Day 7: Lentil soup with garlic olive oil, Crusty bread

Notes: We eat soup just about every week. There is a reason for that. First, it is easy to double and freeze for future quick weeknight meals. Second, it is a nutritious comfort food during the cold months, although we eat it year round. Third, it is a great way to use up any produce that is on the verge of turning into a science experiment. Don’t throw away those wilted veggies, instead chop them up and throw them in the pot! Soup is very forgiving. Soft carrots, limp celery, wilting greens. These are still perfectly good to eat, but aren’t as tasty eaten raw. So, as long as there is no mold, don’t let them go to waste. This week I have both a soup and a stew on the menu. Feel free to adapt the recipes to what you have in your refrigerator. I will be adding leeks, green onions, and celeriac (directly to the left of the oranges in the picture above) to the lentil soup.

What pairs well with a hearty soup or stew? Bread of course! I am not a huge proponent of eating a ton of bread as too many carbohydrates can lead to weight gain and health problems. And bread these days is not the same as your great grandmother’s bread. Therefore, since there is bread on the menu a few times this week, you will also see that a couple of the meals are grain free.

Last week I broke into my summer preserve stock for some tomato soup. This week I am reaching in the freezer again, this time for pesto. If you have been following me for awhile than you know that I made A LOT of pesto last summer using various greens like kale, basil, and spinach. I am ready to put this to use. It is good for lunches with raw veggies, over pasta, and this week I will serve it with baked salmon for a quick to prepare dinner.

To restock my freezer I will be making a double batch of the banana bran muffins and popping the leftovers in the freezer for quick snacks in the future.

GLP tip of the week: Try something fermented! For thousands of years, different cultures have been eating fermented foods as a means of preservation. Kimchi, sauerkraut, kombucha, yogurt, and cheese are examples of the types of foods I am talking about. The fermentation process uses the natural sugar of certain foods (e.g. vegetables, tea, and milk), salt/starter, temperature control, and time to allow the growth of good bacteria and prevent the growth of bad bacteria. This method preserves food and also gives us a dose of probiotics. And, unless you’ve been living under a rock, I’m sure you have heard of the probiotic craze.
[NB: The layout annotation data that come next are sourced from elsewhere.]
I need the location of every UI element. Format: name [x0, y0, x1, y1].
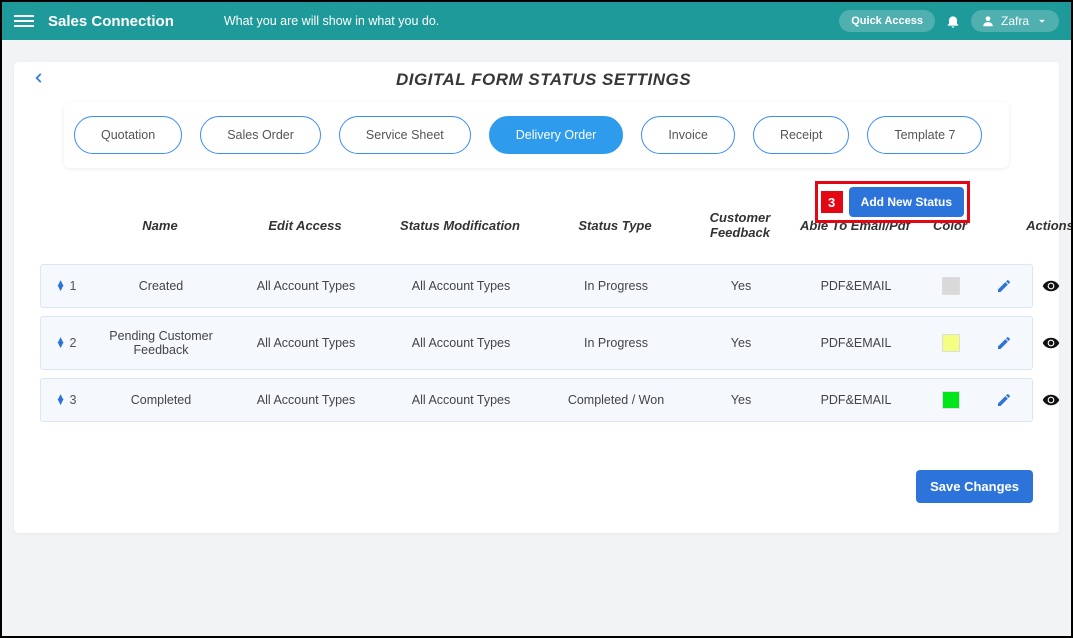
cell-feedback: Yes	[691, 336, 791, 350]
color-swatch[interactable]	[942, 391, 960, 409]
cell-actions	[981, 277, 1071, 295]
chevron-down-icon	[1035, 14, 1049, 28]
cell-status-mod: All Account Types	[381, 336, 541, 350]
step-callout: 3 Add New Status	[815, 181, 970, 223]
bell-icon[interactable]	[945, 13, 961, 29]
row-order[interactable]: ▲▼3	[41, 393, 91, 407]
cell-status-type: Completed / Won	[541, 393, 691, 407]
add-new-status-button[interactable]: Add New Status	[849, 187, 964, 217]
cell-email-pdf: PDF&EMAIL	[791, 336, 921, 350]
color-swatch[interactable]	[942, 277, 960, 295]
tab-receipt[interactable]: Receipt	[753, 116, 849, 154]
cell-status-mod: All Account Types	[381, 279, 541, 293]
edit-icon[interactable]	[996, 392, 1012, 408]
cell-name: Pending Customer Feedback	[91, 329, 231, 357]
edit-icon[interactable]	[996, 278, 1012, 294]
cell-edit-access: All Account Types	[231, 393, 381, 407]
column-header: Status Type	[540, 218, 690, 233]
cell-status-type: In Progress	[541, 336, 691, 350]
page-title: DIGITAL FORM STATUS SETTINGS	[46, 70, 1041, 90]
tab-sales-order[interactable]: Sales Order	[200, 116, 321, 154]
tagline: What you are will show in what you do.	[224, 14, 439, 28]
cell-actions	[981, 334, 1071, 352]
cell-feedback: Yes	[691, 393, 791, 407]
column-header: Name	[90, 218, 230, 233]
tab-template-7[interactable]: Template 7	[867, 116, 982, 154]
cell-actions	[981, 391, 1071, 409]
form-type-tabs: Quotation Sales Order Service Sheet Deliver…	[64, 102, 1009, 168]
cell-color	[921, 277, 981, 295]
tab-delivery-order[interactable]: Delivery Order	[489, 116, 624, 154]
column-header: Status Modification	[380, 218, 540, 233]
brand-name: Sales Connection	[48, 13, 174, 30]
save-changes-button[interactable]: Save Changes	[916, 470, 1033, 503]
cell-edit-access: All Account Types	[231, 336, 381, 350]
topbar: Sales Connection What you are will show …	[2, 2, 1071, 40]
column-header: Edit Access	[230, 218, 380, 233]
tab-quotation[interactable]: Quotation	[74, 116, 182, 154]
sort-handle-icon[interactable]: ▲▼	[56, 395, 66, 405]
status-table: NameEdit AccessStatus ModificationStatus…	[40, 202, 1033, 422]
cell-color	[921, 391, 981, 409]
settings-card: DIGITAL FORM STATUS SETTINGS Quotation Sa…	[14, 62, 1059, 533]
back-icon[interactable]	[32, 71, 46, 90]
tab-service-sheet[interactable]: Service Sheet	[339, 116, 471, 154]
sort-handle-icon[interactable]: ▲▼	[56, 338, 66, 348]
cell-color	[921, 334, 981, 352]
user-name: Zafra	[1001, 14, 1029, 28]
step-number: 3	[821, 191, 843, 213]
cell-email-pdf: PDF&EMAIL	[791, 279, 921, 293]
user-menu[interactable]: Zafra	[971, 10, 1059, 32]
cell-status-type: In Progress	[541, 279, 691, 293]
user-icon	[981, 14, 995, 28]
cell-name: Created	[91, 279, 231, 293]
edit-icon[interactable]	[996, 335, 1012, 351]
row-order[interactable]: ▲▼1	[41, 279, 91, 293]
cell-email-pdf: PDF&EMAIL	[791, 393, 921, 407]
cell-edit-access: All Account Types	[231, 279, 381, 293]
cell-status-mod: All Account Types	[381, 393, 541, 407]
view-icon[interactable]	[1042, 277, 1060, 295]
view-icon[interactable]	[1042, 334, 1060, 352]
hamburger-icon[interactable]	[14, 11, 34, 31]
table-row: ▲▼3CompletedAll Account TypesAll Account…	[40, 378, 1033, 422]
view-icon[interactable]	[1042, 391, 1060, 409]
tab-invoice[interactable]: Invoice	[641, 116, 735, 154]
column-header: Customer Feedback	[690, 210, 790, 240]
table-row: ▲▼2Pending Customer FeedbackAll Account …	[40, 316, 1033, 370]
cell-feedback: Yes	[691, 279, 791, 293]
quick-access-button[interactable]: Quick Access	[839, 10, 935, 32]
page-body: DIGITAL FORM STATUS SETTINGS Quotation Sa…	[2, 40, 1071, 636]
sort-handle-icon[interactable]: ▲▼	[56, 281, 66, 291]
column-header: Actions	[980, 218, 1071, 233]
row-order[interactable]: ▲▼2	[41, 336, 91, 350]
table-row: ▲▼1CreatedAll Account TypesAll Account T…	[40, 264, 1033, 308]
color-swatch[interactable]	[942, 334, 960, 352]
cell-name: Completed	[91, 393, 231, 407]
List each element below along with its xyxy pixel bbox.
The reason for the growing popularity of these invisible bugs is that more research is finding that they are especially good for your gut health, and that helps control everything from your weight to your mood. People have tried to bottle up probiotics and sell it, but I think the best way to get a dose of healthy bacteria is to hit up your grocery store or ferment your own foods. Pair sauerkraut and kimchi with a burger or hot dog or try it on its own as a snack. If you are really ambitious you could try making your own kombucha or yogurt. I’ve been making yogurt for years and it is much easier than I ever thought (future blog post in the making). And who doesn’t like cheese?!? Give one of these foods a try today!